Salah satu aspek yang signifikan dari gaya hidup defensiveness adalah kurangnya kemampuan untuk mendengarkan secara efektif. Seseorang yang defensif cenderung lebih fokus pada bagaimana mereka dapat merespons atau membela diri daripada benar-benar memahami apa yang dikatakan oleh orang lain. Ini dapat menyebabkan miskomunikasi dan konflik yang lebih besar, karena pihak yang memberikan kritik merasa tidak didengar atau dihargai.
Defensiveness dapat memberikan dampak jika dilakukan secara berlebihan, salah satunya peningkatan stres dan tekanan emosional. Ketika terus-menerus merasa terancam, seseorang akan melakukan sikap defensiveness, di mana itu dapat meningkatkan tingkat stres dan membuat seseorang selalu merasa waspada dan selalu ingin membela diri, yang akhirnya melelahkan mental dan emosional; kecemasan.
Gaya hidup defensiveness juga dapat memengaruhi hubungan interpersonal. Teman, keluarga, atau rekan kerja, mungkin merasa frustrasi atau putus asa ketika berhadapan dengan seseorang yang terus-menerus defensif. Ini bisa mengarah pada perasaan keterasingan atau bahkan konflik yang lebih besar.
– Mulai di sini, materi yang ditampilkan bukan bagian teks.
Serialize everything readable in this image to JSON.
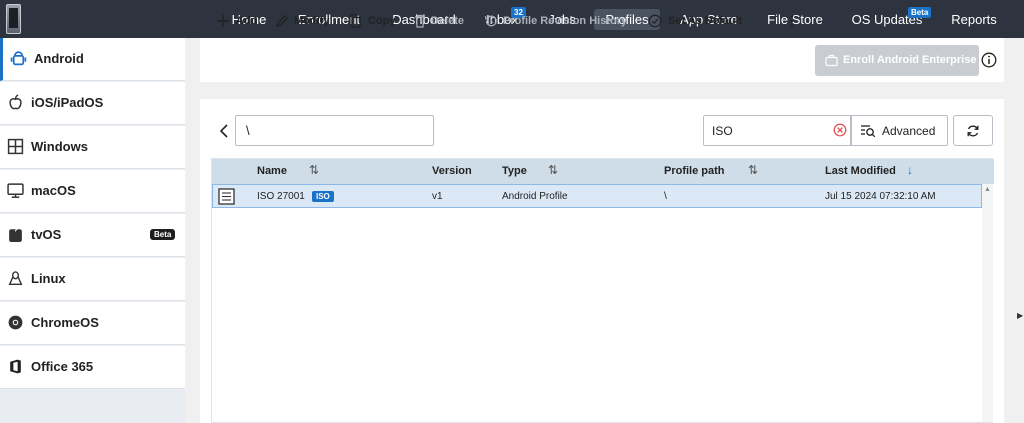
{
  "nav": {
    "items": [
      {
        "label": "Home"
      },
      {
        "label": "Enrollment"
      },
      {
        "label": "Dashboard"
      },
      {
        "label": "Inbox",
        "badge": "32"
      },
      {
        "label": "Jobs"
      },
      {
        "label": "Profiles",
        "active": true
      },
      {
        "label": "App Store"
      },
      {
        "label": "File Store"
      },
      {
        "label": "OS Updates",
        "badge": "Beta"
      },
      {
        "label": "Reports"
      }
    ]
  },
  "sidebar": {
    "items": [
      {
        "label": "Android",
        "icon": "android-icon",
        "active": true
      },
      {
        "label": "iOS/iPadOS",
        "icon": "apple-icon"
      },
      {
        "label": "Windows",
        "icon": "windows-icon"
      },
      {
        "label": "macOS",
        "icon": "monitor-icon"
      },
      {
        "label": "tvOS",
        "icon": "tv-icon",
        "badge": "Beta"
      },
      {
        "label": "Linux",
        "icon": "linux-icon"
      },
      {
        "label": "ChromeOS",
        "icon": "chrome-icon"
      },
      {
        "label": "Office 365",
        "icon": "office-icon"
      }
    ]
  },
  "toolbar": {
    "add": "Add",
    "modify": "Modify",
    "copy": "Copy",
    "delete": "Delete",
    "history": "Profile Revision History",
    "set_default": "Set As Default",
    "enroll": "Enroll Android Enterprise"
  },
  "filters": {
    "path_value": "\\",
    "search_value": "ISO",
    "advanced_label": "Advanced"
  },
  "table": {
    "columns": [
      "Name",
      "Version",
      "Type",
      "Profile path",
      "Last Modified"
    ],
    "rows": [
      {
        "name": "ISO 27001",
        "tag": "ISO",
        "version": "v1",
        "type": "Android Profile",
        "path": "\\",
        "modified": "Jul 15 2024 07:32:10 AM"
      }
    ]
  },
  "colors": {
    "nav_bg": "#2d3440",
    "accent": "#1a73c8",
    "selected_row": "#dbe9f7",
    "header_bg": "#cfdde9"
  }
}
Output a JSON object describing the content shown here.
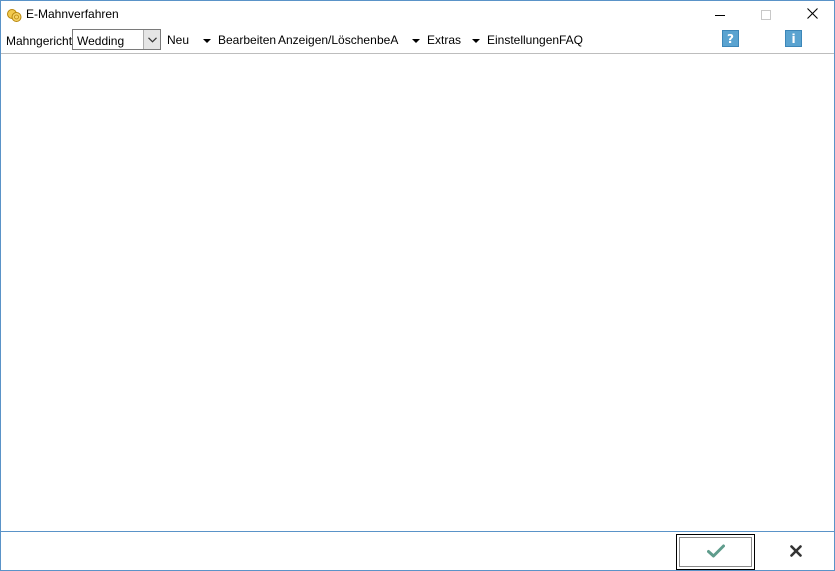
{
  "window": {
    "title": "E-Mahnverfahren",
    "app_icon": "coins-icon"
  },
  "toolbar": {
    "court_label": "Mahngericht:",
    "court_select": {
      "value": "Wedding"
    },
    "menu": {
      "neu": "Neu",
      "bearbeiten": "Bearbeiten",
      "anzeigen_loeschen": "Anzeigen/Löschen",
      "bea": "beA",
      "extras": "Extras",
      "einstellungen": "Einstellungen",
      "faq": "FAQ"
    },
    "help_glyph": "?",
    "info_glyph": "i"
  },
  "colors": {
    "window_border": "#5a93c8",
    "help_blue": "#5aa3d0",
    "ok_check": "#5f9c8c",
    "cancel_x": "#333333"
  },
  "footer": {
    "ok_icon": "checkmark-icon",
    "cancel_icon": "x-icon"
  }
}
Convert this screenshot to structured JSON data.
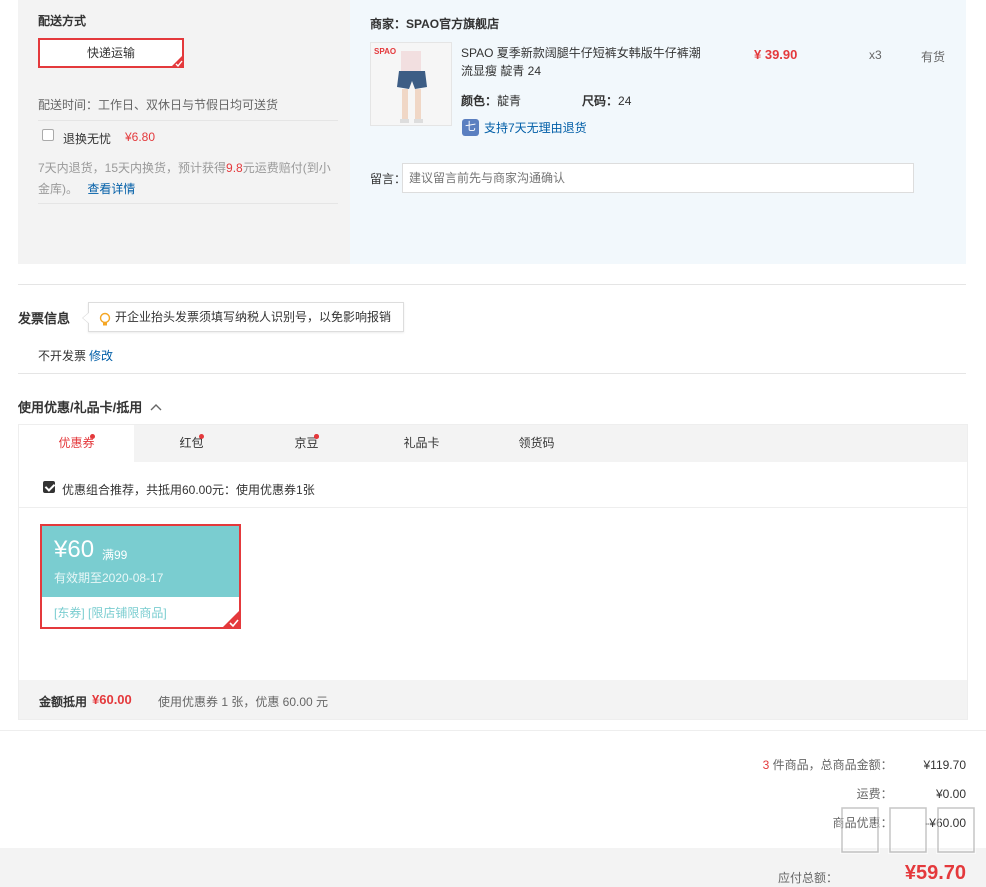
{
  "shipping": {
    "title": "配送方式",
    "method": "快递运输",
    "time_label": "配送时间：工作日、双休日与节假日均可送货",
    "return_option_label": "退换无忧",
    "return_option_price": "¥6.80",
    "return_desc_prefix": "7天内退货，15天内换货，预计获得",
    "return_desc_amount": "9.8",
    "return_desc_suffix": "元运费赔付(到小金库)。",
    "details_link": "查看详情"
  },
  "shop": {
    "seller_label": "商家：SPAO官方旗舰店",
    "product_title": "SPAO 夏季新款阔腿牛仔短裤女韩版牛仔裤潮流显瘦 靛青 24",
    "thumb_logo": "SPAO",
    "price": "¥ 39.90",
    "quantity": "x3",
    "stock": "有货",
    "color_label": "颜色：",
    "color_value": "靛青",
    "size_label": "尺码：",
    "size_value": "24",
    "return_badge": "七",
    "return_policy": "支持7天无理由退货",
    "remark_label": "留言：",
    "remark_placeholder": "建议留言前先与商家沟通确认"
  },
  "invoice": {
    "title": "发票信息",
    "tip": "开企业抬头发票须填写纳税人识别号，以免影响报销",
    "status": "不开发票",
    "edit_link": "修改"
  },
  "discounts": {
    "title": "使用优惠/礼品卡/抵用",
    "tabs": [
      {
        "label": "优惠券",
        "dot": true
      },
      {
        "label": "红包",
        "dot": true
      },
      {
        "label": "京豆",
        "dot": true
      },
      {
        "label": "礼品卡",
        "dot": false
      },
      {
        "label": "领货码",
        "dot": false
      }
    ],
    "recommend_text": "优惠组合推荐，共抵用60.00元：使用优惠券1张",
    "coupon": {
      "amount": "¥60",
      "condition": "满99",
      "expiry": "有效期至2020-08-17",
      "tags": "[东券]  [限店铺限商品]"
    },
    "footer_label": "金额抵用",
    "footer_amount": "¥60.00",
    "footer_desc": "使用优惠券 1 张，优惠 60.00 元"
  },
  "summary": {
    "item_count": "3",
    "goods_label": "件商品，总商品金额：",
    "goods_total": "¥119.70",
    "freight_label": "运费：",
    "freight_value": "¥0.00",
    "discount_label": "商品优惠：",
    "discount_value": "-¥60.00",
    "payable_label": "应付总额：",
    "payable_value": "¥59.70"
  },
  "watermark": "值 什么值得买",
  "colors": {
    "accent_red": "#e4393c",
    "coupon_teal": "#7acdd0",
    "link_blue": "#005ea7"
  }
}
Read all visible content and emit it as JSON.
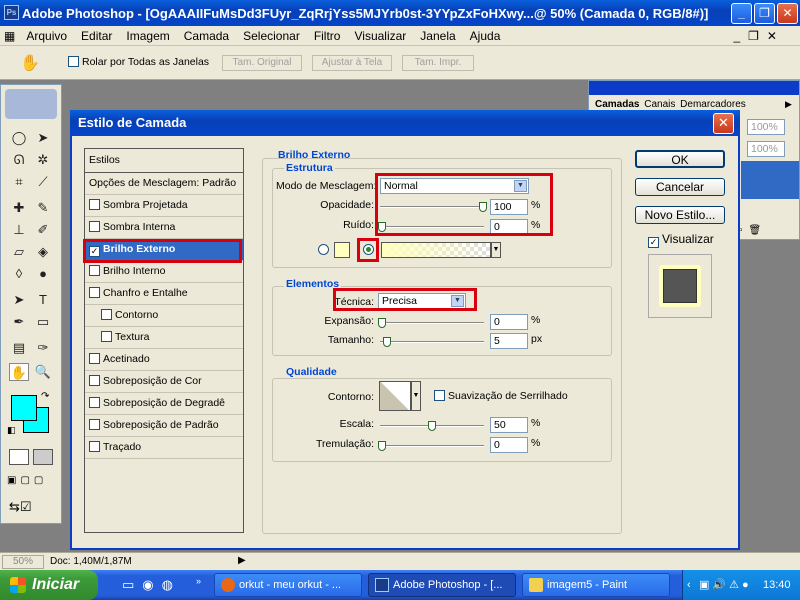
{
  "app": {
    "title": "Adobe Photoshop - [OgAAAIIFuMsDd3FUyr_ZqRrjYss5MJYrb0st-3YYpZxFoHXwy...@ 50% (Camada 0, RGB/8#)]"
  },
  "menu": [
    "Arquivo",
    "Editar",
    "Imagem",
    "Camada",
    "Selecionar",
    "Filtro",
    "Visualizar",
    "Janela",
    "Ajuda"
  ],
  "options": {
    "scroll_all": "Rolar por Todas as Janelas",
    "actual": "Tam. Original",
    "fit": "Ajustar à Tela",
    "print": "Tam. Impr."
  },
  "panel": {
    "tabs": [
      "Camadas",
      "Canais",
      "Demarcadores"
    ],
    "zoom1": "100%",
    "zoom2": "100%"
  },
  "dialog": {
    "title": "Estilo de Camada",
    "styles_header": "Estilos",
    "blend_options": "Opções de Mesclagem: Padrão",
    "styles": [
      {
        "label": "Sombra Projetada",
        "checked": false,
        "indent": false
      },
      {
        "label": "Sombra Interna",
        "checked": false,
        "indent": false
      },
      {
        "label": "Brilho Externo",
        "checked": true,
        "indent": false,
        "selected": true
      },
      {
        "label": "Brilho Interno",
        "checked": false,
        "indent": false
      },
      {
        "label": "Chanfro e Entalhe",
        "checked": false,
        "indent": false
      },
      {
        "label": "Contorno",
        "checked": false,
        "indent": true
      },
      {
        "label": "Textura",
        "checked": false,
        "indent": true
      },
      {
        "label": "Acetinado",
        "checked": false,
        "indent": false
      },
      {
        "label": "Sobreposição de Cor",
        "checked": false,
        "indent": false
      },
      {
        "label": "Sobreposição de Degradê",
        "checked": false,
        "indent": false
      },
      {
        "label": "Sobreposição de Padrão",
        "checked": false,
        "indent": false
      },
      {
        "label": "Traçado",
        "checked": false,
        "indent": false
      }
    ],
    "section_title": "Brilho Externo",
    "estrutura": {
      "title": "Estrutura",
      "blend_mode_label": "Modo de Mesclagem:",
      "blend_mode": "Normal",
      "opacity_label": "Opacidade:",
      "opacity": "100",
      "noise_label": "Ruído:",
      "noise": "0",
      "pct": "%"
    },
    "elementos": {
      "title": "Elementos",
      "technique_label": "Técnica:",
      "technique": "Precisa",
      "spread_label": "Expansão:",
      "spread": "0",
      "size_label": "Tamanho:",
      "size": "5",
      "px": "px",
      "pct": "%"
    },
    "qualidade": {
      "title": "Qualidade",
      "contour_label": "Contorno:",
      "antialias_label": "Suavização de Serrilhado",
      "range_label": "Escala:",
      "range": "50",
      "jitter_label": "Tremulação:",
      "jitter": "0",
      "pct": "%"
    },
    "buttons": {
      "ok": "OK",
      "cancel": "Cancelar",
      "new_style": "Novo Estilo...",
      "preview": "Visualizar"
    }
  },
  "status": {
    "zoom": "50%",
    "doc": "Doc: 1,40M/1,87M"
  },
  "taskbar": {
    "start": "Iniciar",
    "tasks": [
      "orkut - meu orkut - ...",
      "Adobe Photoshop - [...",
      "imagem5 - Paint"
    ],
    "clock": "13:40"
  },
  "colors": {
    "foreground": "#00ffff",
    "background": "#00ffff",
    "glow": "#ffffbe",
    "highlight": "#d8000c"
  }
}
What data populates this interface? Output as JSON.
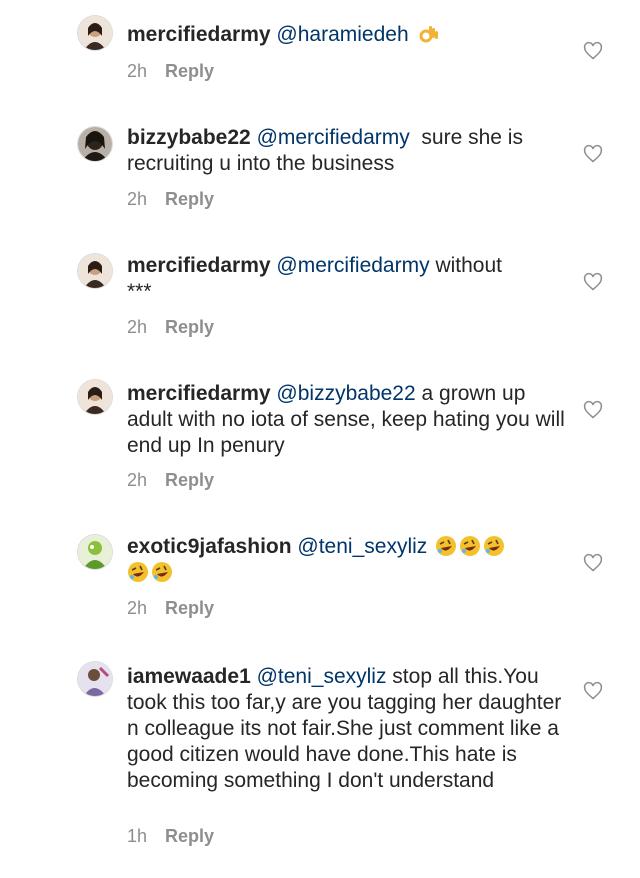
{
  "comments": [
    {
      "username": "mercifiedarmy",
      "mention": "@haramiedeh",
      "text": "",
      "emoji": [
        "ok-hand-emoji"
      ],
      "emoji_line2": [],
      "time": "2h",
      "reply": "Reply",
      "avatar_color": "#c9a07a"
    },
    {
      "username": "bizzybabe22",
      "mention": "@mercifiedarmy",
      "text": "  sure she is recruiting u into the business",
      "emoji": [],
      "emoji_line2": [],
      "time": "2h",
      "reply": "Reply",
      "avatar_color": "#3a3026"
    },
    {
      "username": "mercifiedarmy",
      "mention": "@mercifiedarmy",
      "text": " without\n***",
      "emoji": [],
      "emoji_line2": [],
      "time": "2h",
      "reply": "Reply",
      "avatar_color": "#c9a07a"
    },
    {
      "username": "mercifiedarmy",
      "mention": "@bizzybabe22",
      "text": " a grown up adult with no iota of sense, keep hating you will end up In penury",
      "emoji": [],
      "emoji_line2": [],
      "time": "2h",
      "reply": "Reply",
      "avatar_color": "#c9a07a"
    },
    {
      "username": "exotic9jafashion",
      "mention": "@teni_sexyliz",
      "text": "",
      "emoji": [
        "rofl-emoji",
        "rofl-emoji",
        "rofl-emoji"
      ],
      "emoji_line2": [
        "rofl-emoji",
        "rofl-emoji"
      ],
      "time": "2h",
      "reply": "Reply",
      "avatar_color": "#7fbf3a"
    },
    {
      "username": "iamewaade1",
      "mention": "@teni_sexyliz",
      "text": " stop all this.You took this too far,y are you tagging her daughter n colleague its not fair.She just comment like a good citizen would have done.This hate is becoming something I don't understand",
      "emoji": [],
      "emoji_line2": [],
      "time": "1h",
      "reply": "Reply",
      "avatar_color": "#8a7ea8"
    }
  ],
  "colors": {
    "text": "#262626",
    "mention": "#003569",
    "meta": "#8e8e8e",
    "heart": "#8e8e8e"
  }
}
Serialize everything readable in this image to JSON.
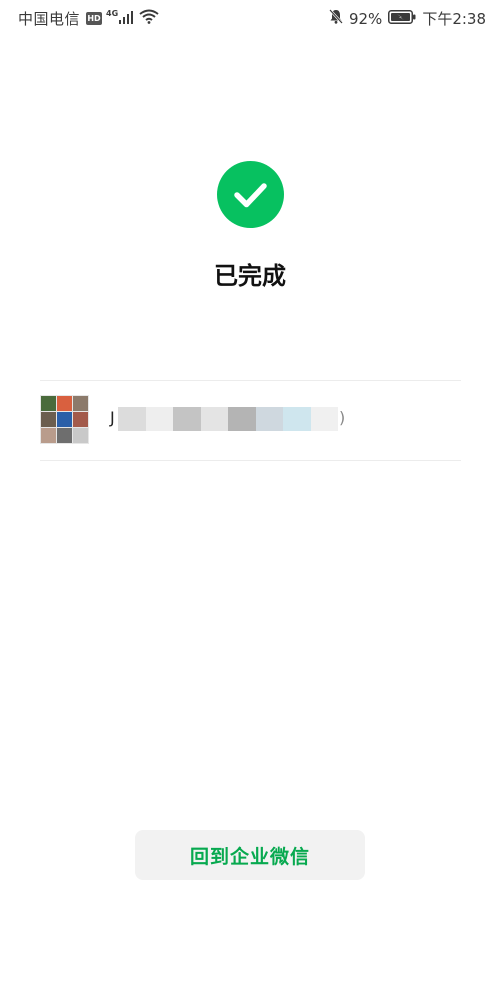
{
  "status_bar": {
    "carrier": "中国电信",
    "hd_badge": "HD",
    "network": "4G",
    "battery_percent": "92%",
    "time": "下午2:38",
    "icons": [
      "signal-icon",
      "wifi-icon",
      "bell-off-icon",
      "battery-charging-icon"
    ]
  },
  "result": {
    "icon": "check-circle-icon",
    "accent_color": "#07c160",
    "title": "已完成"
  },
  "group": {
    "name_visible": "J",
    "name_redacted": true,
    "name_suffix": ")",
    "avatar_colors": [
      "#4a6b3c",
      "#d9603f",
      "#8c7a6b",
      "#6b5e4f",
      "#2a5fa8",
      "#a35a4b",
      "#b99c8c",
      "#6e6e6e",
      "#c9c9c9"
    ]
  },
  "actions": {
    "back_label": "回到企业微信",
    "label_color": "#07a94f"
  }
}
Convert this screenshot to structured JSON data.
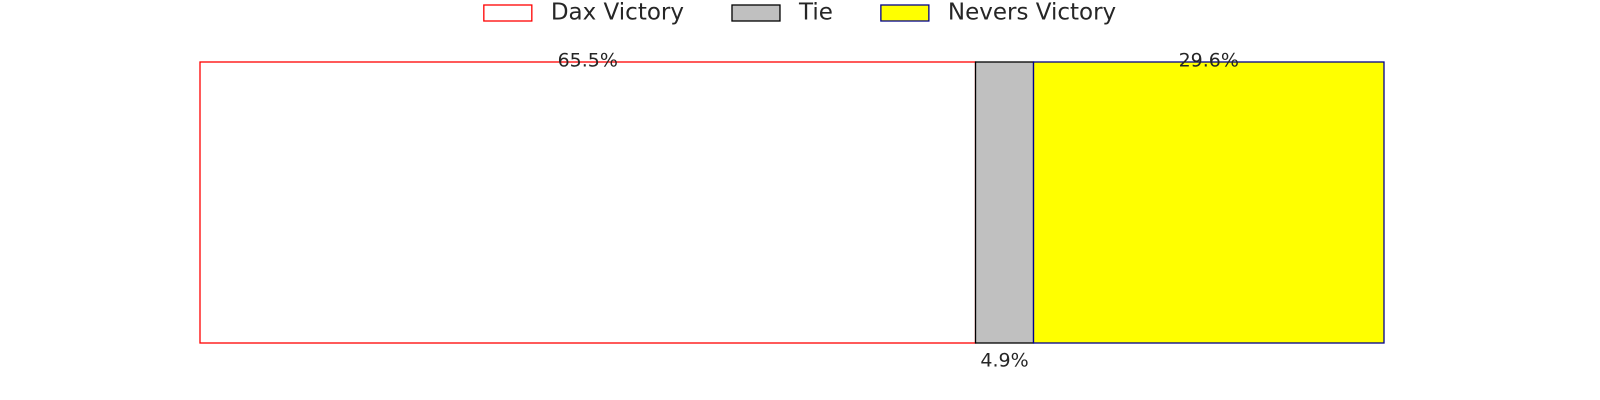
{
  "chart_data": {
    "type": "bar",
    "orientation": "horizontal",
    "stacked": true,
    "title": "",
    "xlabel": "",
    "ylabel": "",
    "grid": false,
    "legend_placement": "top-center",
    "xlim": [
      0,
      100
    ],
    "categories": [
      ""
    ],
    "series": [
      {
        "name": "Dax Victory",
        "values": [
          65.5
        ],
        "label": "65.5%",
        "label_position": "above",
        "fill": "#ffffff",
        "stroke": "#ff0000"
      },
      {
        "name": "Tie",
        "values": [
          4.9
        ],
        "label": "4.9%",
        "label_position": "below",
        "fill": "#c0c0c0",
        "stroke": "#000000"
      },
      {
        "name": "Nevers Victory",
        "values": [
          29.6
        ],
        "label": "29.6%",
        "label_position": "above",
        "fill": "#ffff00",
        "stroke": "#00008b"
      }
    ]
  }
}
Orang yang defensif sering kali sulit menerima kritik atau umpan balik yang konstruktif, sehingga menghambat pertumbuhan dan perkembangan pribadi mereka.
Gaya hidup defensiveness bisa muncul dalam berbagai aspek kehidupan sehari-hari. Berikut adalah beberapa contoh nyata bagaimana defensiveness bisa terlihat dalam situasi harian:
Pertama, dalam hubungan pribadi dengan pasangan, ketika pasangan memberikan kritik konstruktif tentang kebiasaan tertentu, seperti terlalu sering menggunakan ponsel saat makan malam. Seseorang yang defensif bisa merespons dengan kemarahan atau menyalahkan pasangan dengan mengatakan, “Kamu juga selalu melakukannya,” alih-alih mendengarkan dan memahami maksud dari kritik tersebut.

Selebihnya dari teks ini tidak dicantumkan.